My thought is that it has to be the NIC. The switch tells me its sending all the packets. When another computer is hooked up to the switch, it sees all the packets. See the following:

sender computer --> switch ( says all packets sent to all users) --> tx 1 (gets 1/3 of packets, yet no drops, etc)
                         |
                         -------> laptop (see 100% of data, n)

The reverse process also works in all the permutations above. I know there are bandwidth issues with the TX1 NIC. What exactly are these issues?

I should add that about 10 years ago, I saw this issue with the HP rx1620 and rx2620s. They would drop a few packets every 5 minutes. The problem tracked down to be the ARP cache flush (secret_interval in /proc).

If i send you a receiver and sender code, can you run it on your bench to verify our issue?
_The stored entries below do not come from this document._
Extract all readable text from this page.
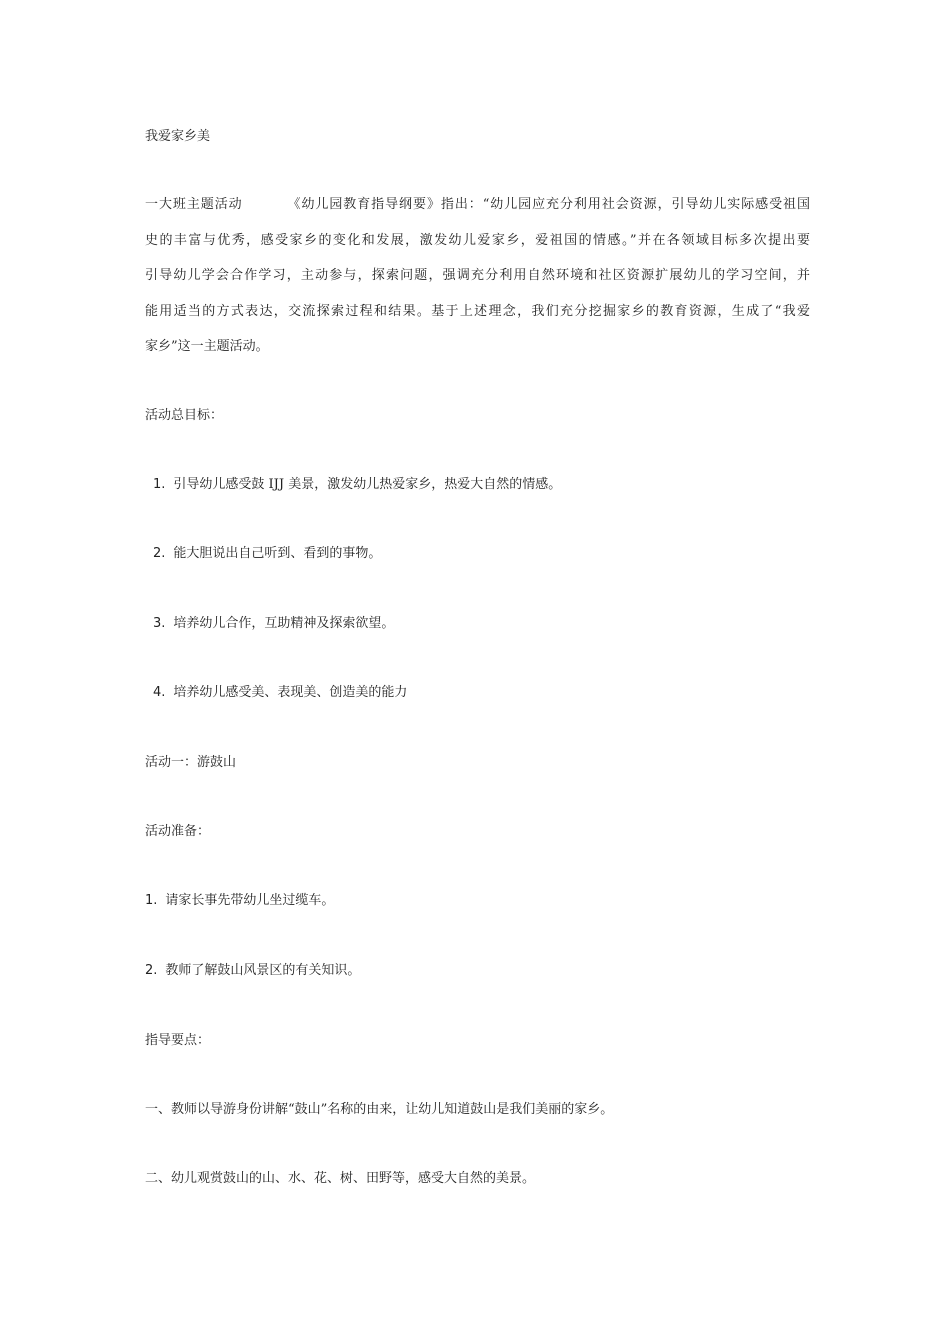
我爱家乡美

一大班主题活动	《幼儿园教育指导纲要》指出：“幼儿园应充分利用社会资源，引导幼儿实际感受祖国
史的丰富与优秀，感受家乡的变化和发展，激发幼儿爱家乡，爱祖国的情感。”并在各领域目标多次提出要
引导幼儿学会合作学习，主动参与，探索问题，强调充分利用自然环境和社区资源扩展幼儿的学习空间，并
能用适当的方式表达，交流探索过程和结果。基于上述理念，我们充分挖掘家乡的教育资源，生成了“我爱
家乡”这一主题活动。

活动总目标：

1. 引导幼儿感受鼓 IJJ 美景，激发幼儿热爱家乡，热爱大自然的情感。

2. 能大胆说出自己听到、看到的事物。

3. 培养幼儿合作，互助精神及探索欲望。

4. 培养幼儿感受美、表现美、创造美的能力

活动一：游鼓山

活动准备：

1. 请家长事先带幼儿坐过缆车。

2. 教师了解鼓山风景区的有关知识。

指导要点：

一、教师以导游身份讲解“鼓山”名称的由来，让幼儿知道鼓山是我们美丽的家乡。

二、幼儿观赏鼓山的山、水、花、树、田野等，感受大自然的美景。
I am not currently at a point where I can put much time into something like that, but possibly I could see if I find those issues between my Fedora host and a JTX1 (no guarantee on how fast I’d get to it). One thing to consider is that I have a different network switch. Since removing the switch and running direct seems to at least mitigate the problem it is questionable how much value there is in my own testing with the wrong switch.
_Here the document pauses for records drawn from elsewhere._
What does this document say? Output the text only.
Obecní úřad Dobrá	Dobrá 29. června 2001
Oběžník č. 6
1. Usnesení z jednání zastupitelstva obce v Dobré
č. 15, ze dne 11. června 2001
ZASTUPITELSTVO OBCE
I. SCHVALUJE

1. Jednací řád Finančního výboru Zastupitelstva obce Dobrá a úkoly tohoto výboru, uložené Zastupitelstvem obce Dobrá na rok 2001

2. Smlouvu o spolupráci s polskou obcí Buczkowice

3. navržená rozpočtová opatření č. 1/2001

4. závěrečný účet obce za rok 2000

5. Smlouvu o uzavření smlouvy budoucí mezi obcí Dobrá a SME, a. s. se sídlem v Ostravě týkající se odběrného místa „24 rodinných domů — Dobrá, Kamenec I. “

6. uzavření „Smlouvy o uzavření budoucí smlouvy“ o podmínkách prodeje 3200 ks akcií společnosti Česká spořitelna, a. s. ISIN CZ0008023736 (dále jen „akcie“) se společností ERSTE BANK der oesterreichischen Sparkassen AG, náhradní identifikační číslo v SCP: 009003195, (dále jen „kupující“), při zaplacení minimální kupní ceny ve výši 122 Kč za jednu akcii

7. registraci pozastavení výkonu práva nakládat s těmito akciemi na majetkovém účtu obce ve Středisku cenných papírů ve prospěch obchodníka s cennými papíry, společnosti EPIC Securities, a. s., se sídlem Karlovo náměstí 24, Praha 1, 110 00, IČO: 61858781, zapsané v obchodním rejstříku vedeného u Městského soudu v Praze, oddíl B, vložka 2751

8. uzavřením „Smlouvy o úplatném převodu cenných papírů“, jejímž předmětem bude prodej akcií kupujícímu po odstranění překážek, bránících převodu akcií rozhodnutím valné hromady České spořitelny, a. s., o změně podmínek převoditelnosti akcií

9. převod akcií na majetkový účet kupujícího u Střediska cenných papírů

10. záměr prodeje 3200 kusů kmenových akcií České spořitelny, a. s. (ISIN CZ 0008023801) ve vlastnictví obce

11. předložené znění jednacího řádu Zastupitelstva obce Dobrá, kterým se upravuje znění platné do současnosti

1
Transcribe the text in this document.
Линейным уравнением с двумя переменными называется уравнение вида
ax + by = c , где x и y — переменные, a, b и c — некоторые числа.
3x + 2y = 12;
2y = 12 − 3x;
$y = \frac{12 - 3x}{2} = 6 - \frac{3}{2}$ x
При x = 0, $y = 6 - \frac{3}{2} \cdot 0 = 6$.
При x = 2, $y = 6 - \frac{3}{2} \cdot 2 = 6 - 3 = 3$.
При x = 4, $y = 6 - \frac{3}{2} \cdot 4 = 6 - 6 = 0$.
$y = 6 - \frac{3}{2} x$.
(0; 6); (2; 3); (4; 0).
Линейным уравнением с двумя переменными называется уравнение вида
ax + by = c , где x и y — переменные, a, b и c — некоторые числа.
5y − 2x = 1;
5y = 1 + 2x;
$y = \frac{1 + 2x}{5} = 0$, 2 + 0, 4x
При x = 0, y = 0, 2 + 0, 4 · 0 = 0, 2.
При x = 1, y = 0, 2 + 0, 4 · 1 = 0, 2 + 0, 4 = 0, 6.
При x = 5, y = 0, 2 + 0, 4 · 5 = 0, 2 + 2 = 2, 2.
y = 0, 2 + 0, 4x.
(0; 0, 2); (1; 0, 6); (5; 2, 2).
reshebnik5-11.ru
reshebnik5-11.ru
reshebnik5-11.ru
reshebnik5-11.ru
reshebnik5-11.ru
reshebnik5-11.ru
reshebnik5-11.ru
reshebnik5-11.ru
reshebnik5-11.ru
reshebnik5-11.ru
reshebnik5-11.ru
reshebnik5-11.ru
Btw, it is generally ARP caching which does get in the way, especially on cheaper routers and switches. It’s hard to count the number of cases where people in online games have issues until they reboot a router or switch…and then the issue comes back a few days or a few weeks later…then reboot helps, and the issue repeats. The reboot clears the ARP cache.

You can actually attach files to a forum message after the message is posted, though I don’t know if a “.tar.gz2” or “.tgz” type extension is allowed or not. If you have a github account you could post there and give the github URL. On a message you’ve posted hover the mouse over the quote symbol at the upper right corner…a paper clip icon should then appear, and this is for attaching files to an existing message (sorry, can’t attach to a thread as it is authored, only after).

Thanks for the reply.

I will send you code. My goal is it will compile simply. If it works with your switch, then we will just use your switch. All the switches here reproduce the problem. I will post on github.
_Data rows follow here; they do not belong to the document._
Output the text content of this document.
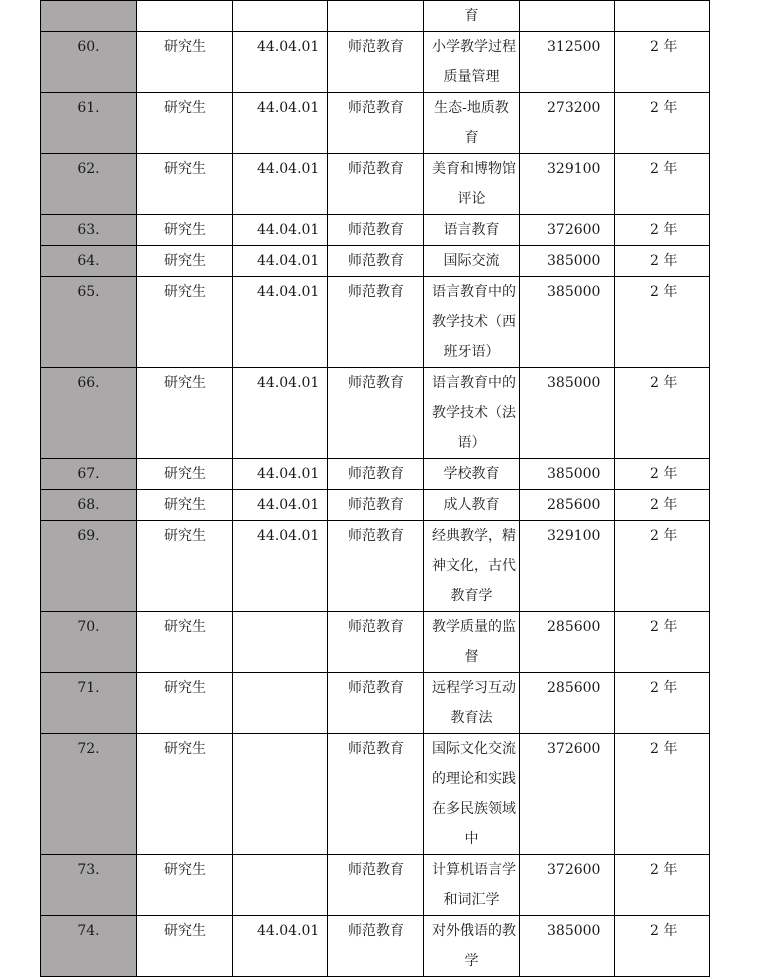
				育		

60.	研究生	44.04.01	师范教育	小学教学过程
质量管理	312500	2 年
61.	研究生	44.04.01	师范教育	生态-地质教
育	273200	2 年
62.	研究生	44.04.01	师范教育	美育和博物馆
评论	329100	2 年
63.	研究生	44.04.01	师范教育	语言教育	372600	2 年
64.	研究生	44.04.01	师范教育	国际交流	385000	2 年
65.	研究生	44.04.01	师范教育	语言教育中的
教学技术（西
班牙语）	385000	2 年
66.	研究生	44.04.01	师范教育	语言教育中的
教学技术（法
语）	385000	2 年
67.	研究生	44.04.01	师范教育	学校教育	385000	2 年
68.	研究生	44.04.01	师范教育	成人教育	285600	2 年
69.	研究生	44.04.01	师范教育	经典教学，精
神文化，古代
教育学	329100	2 年
70.	研究生		师范教育	教学质量的监
督	285600	2 年
71.	研究生		师范教育	远程学习互动
教育法	285600	2 年
72.	研究生		师范教育	国际文化交流
的理论和实践
在多民族领域
中	372600	2 年
73.	研究生		师范教育	计算机语言学
和词汇学	372600	2 年
74.	研究生	44.04.01	师范教育	对外俄语的教
学	385000	2 年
I was able to solve the issue.

I setup the system so that it was Sender --> Switch --> tx1.

I set up wireshark on the tx1 and send data from the Sender at 7MB/s. Analyzing the wireshark output showed that the 7MB/s was coming over at a low duty cycle, therefore, the switch was buffering up UDP packets and sending them out in one large burst which overwelmed the TX1. This is why direct connection worked (i.e. Sender --> tx1) because it sent the 7MB/s out over a ~50% duty cycle. The UDP packets from the switch are sent at a much lower duty cycle. The switch exchanges latency for bandwidth.

The solution was to turn on Flow control at the switch. This immediately solve the problem and raised the duty cycle to where the TX1 was not overwhelmed.